The Case for Evaluating Multimodal Translation Models on Text Datasets

Vipin Vijayan,Braeden Bowen,Scott Grigsby,Timothy Anderson,Jeremy Gwinnup
2024-03-05
Abstract:A good evaluation framework should evaluate multimodal machine translation (MMT) models by measuring 1) their use of visual information to aid in the translation task and 2) their ability to translate complex sentences such as done for text-only machine translation. However, most current work in MMT is evaluated against the Multi30k testing sets, which do not measure these properties. Namely, the use of visual information by the MMT model cannot be shown directly from the Multi30k test set results and the sentences in Multi30k are are image captions, i.e., short, descriptive sentences, as opposed to complex sentences that typical text-only machine translation models are evaluated against.
Computation and Language
What problem does this paper attempt to address?

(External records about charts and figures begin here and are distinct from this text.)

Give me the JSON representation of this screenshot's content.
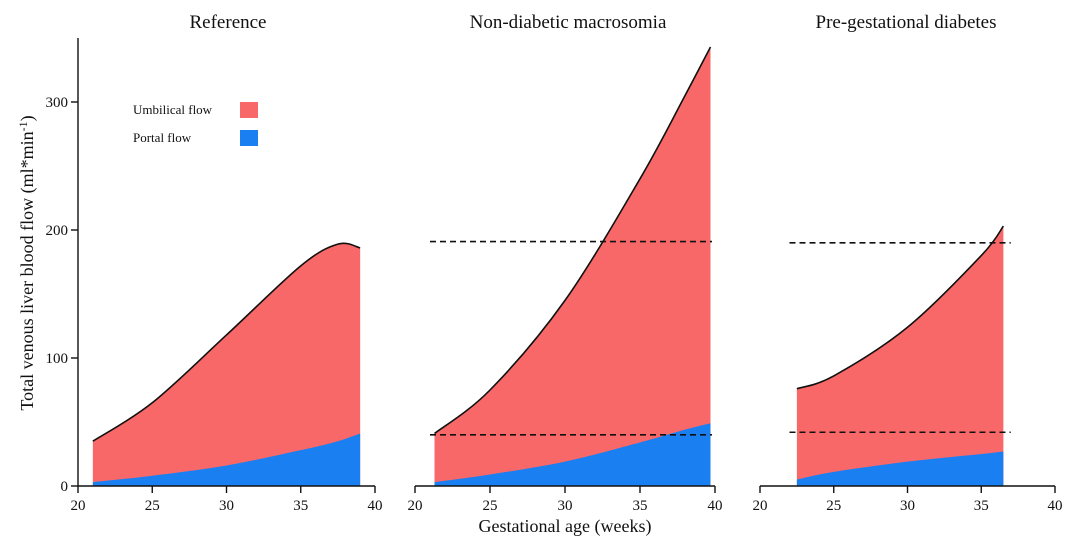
{
  "chart_data": {
    "type": "area",
    "ylabel": "Total venous liver blood flow (ml*min",
    "ylabel_sup": "-1",
    "ylabel_close": ")",
    "xlabel": "Gestational age (weeks)",
    "ylim": [
      0,
      350
    ],
    "yticks": [
      0,
      100,
      200,
      300
    ],
    "xlim": [
      20,
      40
    ],
    "xticks": [
      20,
      25,
      30,
      35,
      40
    ],
    "legend": {
      "placement": "top-left of first panel",
      "items": [
        {
          "name": "Umbilical flow",
          "color": "#f96868"
        },
        {
          "name": "Portal flow",
          "color": "#1a7ff0"
        }
      ]
    },
    "colors": {
      "umbilical": "#f96868",
      "portal": "#1a7ff0"
    },
    "panels": [
      {
        "title": "Reference",
        "x": [
          21,
          25,
          30,
          35,
          37.5,
          39
        ],
        "total": [
          35,
          65,
          118,
          172,
          189,
          186
        ],
        "portal": [
          3,
          8,
          16,
          28,
          35,
          41
        ],
        "reference_lines": []
      },
      {
        "title": "Non-diabetic macrosomia",
        "x": [
          21.3,
          25,
          30,
          35,
          38,
          39.7
        ],
        "total": [
          41,
          75,
          145,
          240,
          305,
          343
        ],
        "portal": [
          3,
          9,
          19,
          34,
          44,
          49
        ],
        "reference_lines": [
          191,
          40
        ]
      },
      {
        "title": "Pre-gestational diabetes",
        "x": [
          22.5,
          25,
          30,
          35,
          36.5
        ],
        "total": [
          76,
          86,
          124,
          180,
          203
        ],
        "portal": [
          5,
          11,
          19,
          25,
          27
        ],
        "reference_lines": [
          190,
          42
        ]
      }
    ]
  }
}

The paper primarily focuses on the evaluation methods in the field of Multimodal Machine Translation (MMT), particularly addressing the shortcomings of existing evaluation frameworks in measuring model performance. Specifically, the paper highlights the limitations of the Multi30k dataset, which most current MMT research relies on for evaluation: 1. **Difficulty in directly evaluating the use of visual information**: Existing evaluation methods cannot directly prove whether and how MMT models effectively utilize image information to assist in the translation task. 2. **Insufficient sentence complexity**: The sentences in the Multi30k dataset are mainly image descriptions, usually short and structurally simple, unlike the complex sentences commonly found in text machine translation. 3. **Limitations of the dataset itself**: Many sentences in the Multi30k dataset can be correctly translated even without images because the sentences themselves are not ambiguous. Based on the above issues, the paper proposes a new evaluation framework aimed at better assessing two key aspects of MMT models: - **Ability to utilize visual information**: Using the CoMMuTE evaluation framework to measure whether the model can effectively use image information to resolve ambiguities in language. - **Ability to handle complex sentences**: Using the WMT news translation task test set to evaluate the model's ability to translate complex sentences. Additionally, the paper evaluates the performance of two Transformer-based MMT models (Gated Fusion and RMMT) under the newly proposed evaluation framework and compares them with a text-only translation model (FAIR-WMT19). The results show that although these two MMT models perform well on the Multi30k test set, their performance significantly drops when handling the more complex WMT news translation task test set. This indicates that the currently trained MMT models may face challenges in practical applications, especially when dealing with complex sentences. Therefore, the paper emphasizes the importance of improving evaluation methods and suggests that future research directions should include designing MMT models that can better handle the fundamental tasks of text translation.